Re: [PATCH 1/2] fs/exec: allow to unshare a time namespace on vfork+exec

Florian Weimer <fweimer@xxxxxxxxxx> · Wed, 15 Jun 2022 10:14:19 +0200

* Christian Brauner:

> For pid namespaces one problem would be that it could end up confusing a
> process about its own pid. This was a more serious problem when the pid
> cache was still active in glibc; but fwiw systemd still has a pid cache
> afair.

Right.  glibc still has a TID cache, mainly for use with recursive
mutexes (where we need a 32-bit thread identifier and can't perform a
system call on every locking operation for performance reasons).
Assuming that a non-delayed CLONE_NEWPID would also change the TID
underneath us, we'd have subtly broken recursive mutexes.

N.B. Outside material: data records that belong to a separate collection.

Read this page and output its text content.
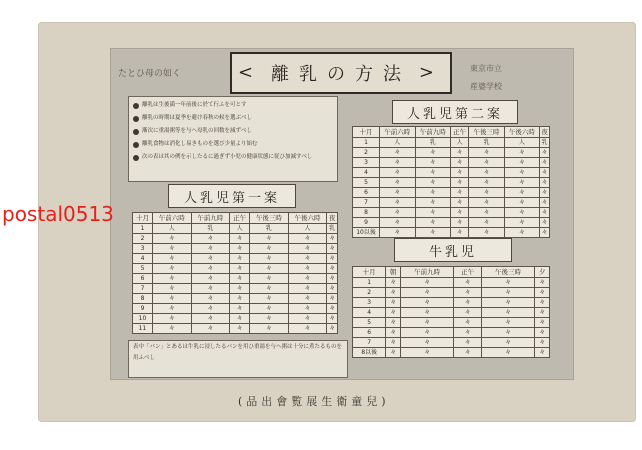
たとひ母の如く
東京市立
産婆学校
< 離乳の方法 >
離乳は生後満一年前後に於て行ふを可とす
離乳の時期は夏季を避け春秋の候を選ぶべし
漸次に重湯粥等を与へ母乳の回数を減ずべし
離乳食物は消化し易きものを選び少量より始む
次の表は其の例を示したるに過ぎず小児の健康状態に従ひ加減すべし
人乳児第一案
十月	午前六時	午前九時	正午	午後三時	午後六時	夜
1	人	乳	人	乳	人	乳
2	々	々	々	々	々	々
3	々	々	々	々	々	々
4	々	々	々	々	々	々
5	々	々	々	々	々	々
6	々	々	々	々	々	々
7	々	々	々	々	々	々
8	々	々	々	々	々	々
9	々	々	々	々	々	々
10	々	々	々	々	々	々
11	々	々	々	々	々	々
表中「パン」とあるは牛乳に浸したるパンを用ひ重湯を与へ粥は十分に煮たるものを用ふべし
人乳児第二案
十月	午前六時	午前九時	正午	午後三時	午後六時	夜
1	人	乳	人	乳	人	乳
2	々	々	々	々	々	々
3	々	々	々	々	々	々
4	々	々	々	々	々	々
5	々	々	々	々	々	々
6	々	々	々	々	々	々
7	々	々	々	々	々	々
8	々	々	々	々	々	々
9	々	々	々	々	々	々
10以後	々	々	々	々	々	々
牛乳児
十月	朝	午前九時	正午	午後三時	夕
1	々	々	々	々	々
2	々	々	々	々	々
3	々	々	々	々	々
4	々	々	々	々	々
5	々	々	々	々	々
6	々	々	々	々	々
7	々	々	々	々	々
8以後	々	々	々	々	々
(品出會覧展生衛童兒)
postal0513
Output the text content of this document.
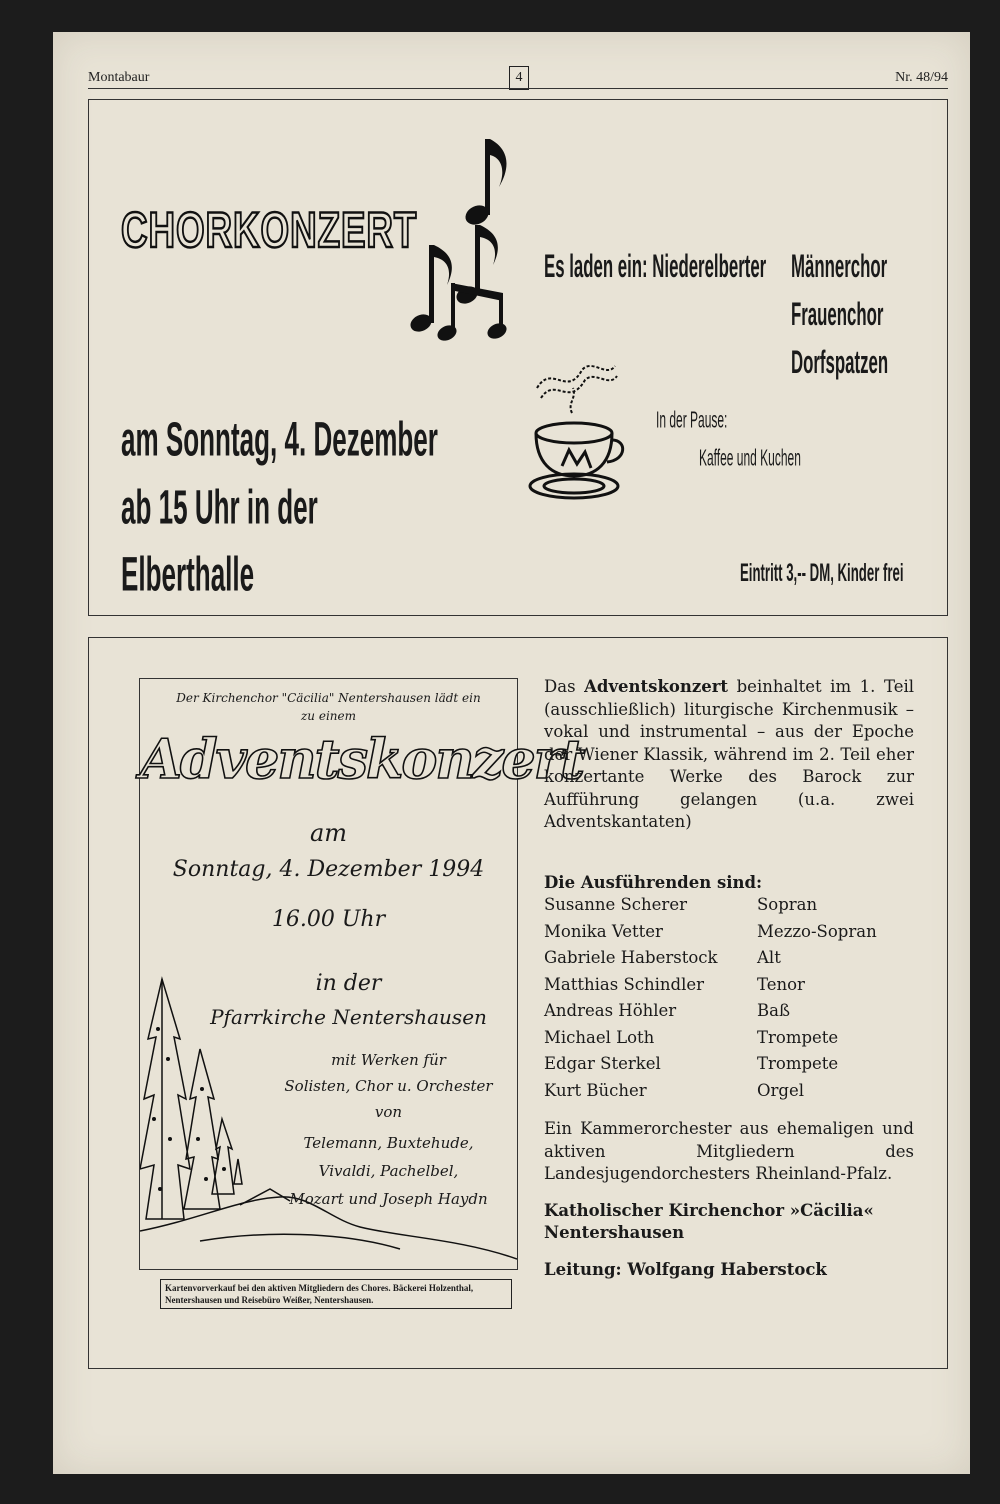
Montabaur	4	Nr. 48/94
CHORKONZERT
Es laden ein: Niederelberter Männerchor
Frauenchor
Dorfspatzen
In der Pause:
Kaffee und Kuchen
am Sonntag, 4. Dezember
ab 15 Uhr in der
Elberthalle	Eintritt 3,-- DM, Kinder frei
Der Kirchenchor "Cäcilia" Nentershausen lädt ein
zu einem
Adventskonzert
am
Sonntag, 4. Dezember 1994
16.00 Uhr
in der
Pfarrkirche Nentershausen
mit Werken für
Solisten, Chor u. Orchester
von
Telemann, Buxtehude,
Vivaldi, Pachelbel,
Mozart und Joseph Haydn
Kartenvorverkauf bei den aktiven Mitgliedern des Chores. Bäckerei Holzenthal, Nentershausen und Reisebüro Weißer, Nentershausen.
Das Adventskonzert beinhaltet im 1. Teil (ausschließlich) liturgische Kirchenmusik – vokal und instrumental – aus der Epoche der Wiener Klassik, während im 2. Teil eher konzertante Werke des Barock zur Aufführung gelangen (u.a. zwei Adventskantaten)
Die Ausführenden sind:
Susanne Scherer	Sopran
Monika Vetter	Mezzo-Sopran
Gabriele Haberstock	Alt
Matthias Schindler	Tenor
Andreas Höhler	Baß
Michael Loth	Trompete
Edgar Sterkel	Trompete
Kurt Bücher	Orgel
Ein Kammerorchester aus ehemaligen und aktiven Mitgliedern des Landesjugendorchesters Rheinland-Pfalz.
Katholischer Kirchenchor »Cäcilia«
Nentershausen
Leitung: Wolfgang Haberstock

vfork gets away with not updating the TID cache (which is shared with
the parent process) because the parent process is suspended while the
new subprocess is still running and has not execve'ed yet.

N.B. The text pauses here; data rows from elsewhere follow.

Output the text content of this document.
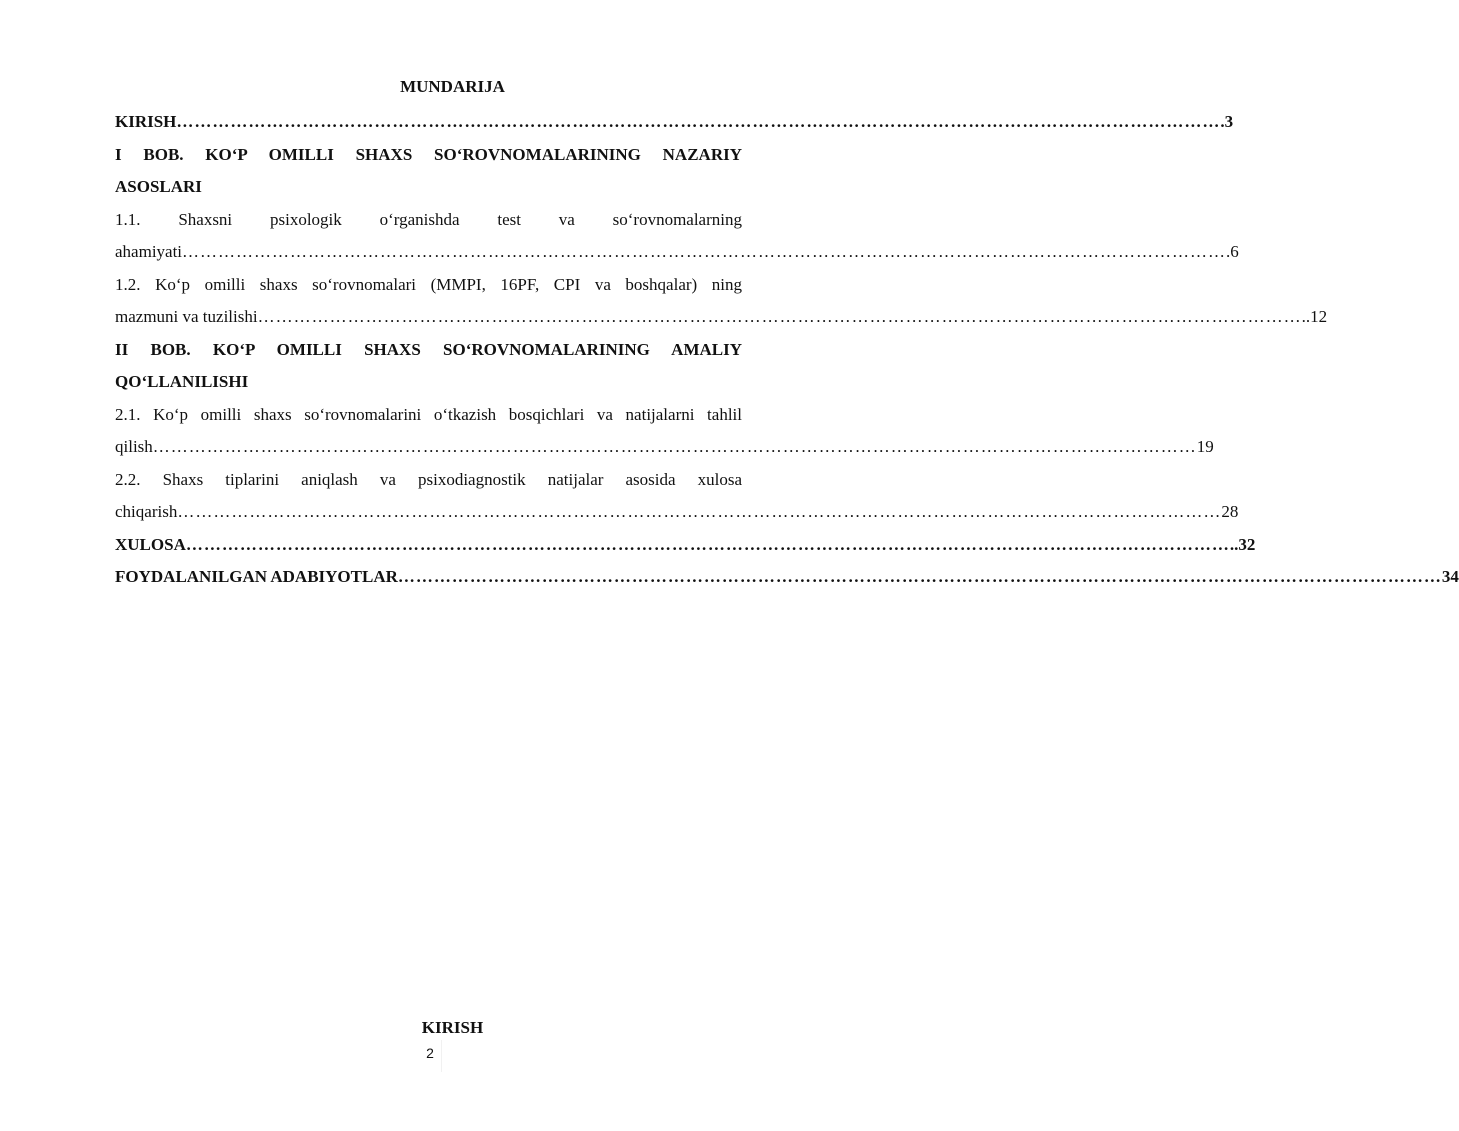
MUNDARIJA
KIRISH ………………………………………………………………………………………………………………………………………………………… .3
I BOB. KO‘P OMILLI SHAXS SO‘ROVNOMALARINING NAZARIY
ASOSLARI
1.1. Shaxsni psixologik o‘rganishda test va so‘rovnomalarning
ahamiyati ………………………………………………………………………………………………………………………………………………………… .6
1.2. Ko‘p omilli shaxs so‘rovnomalari (MMPI, 16PF, CPI va boshqalar) ning
mazmuni va tuzilishi ………………………………………………………………………………………………………………………………………………………… ..12
II BOB. KO‘P OMILLI SHAXS SO‘ROVNOMALARINING AMALIY
QO‘LLANILISHI
2.1. Ko‘p omilli shaxs so‘rovnomalarini o‘tkazish bosqichlari va natijalarni tahlil
qilish ………………………………………………………………………………………………………………………………………………………… 19
2.2. Shaxs tiplarini aniqlash va psixodiagnostik natijalar asosida xulosa
chiqarish ………………………………………………………………………………………………………………………………………………………… 28
XULOSA ………………………………………………………………………………………………………………………………………………………… ..32
FOYDALANILGAN ADABIYOTLAR ………………………………………………………………………………………………………………………………………………………… 34
KIRISH
2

Now one could argue that calling unshare automatically means that you
must not call any glibc functions afterwards (similar to thread-creating
clone), or at least that you cannot call any functions which are not
async-signal-safe, but that does not match existing application
practice.  And I think we actually prefer that file servers call chroot
after unshare(CLONE_FS), rather than trying to reimplement restricted
pathname lookup in userspace.

Thanks,
Florian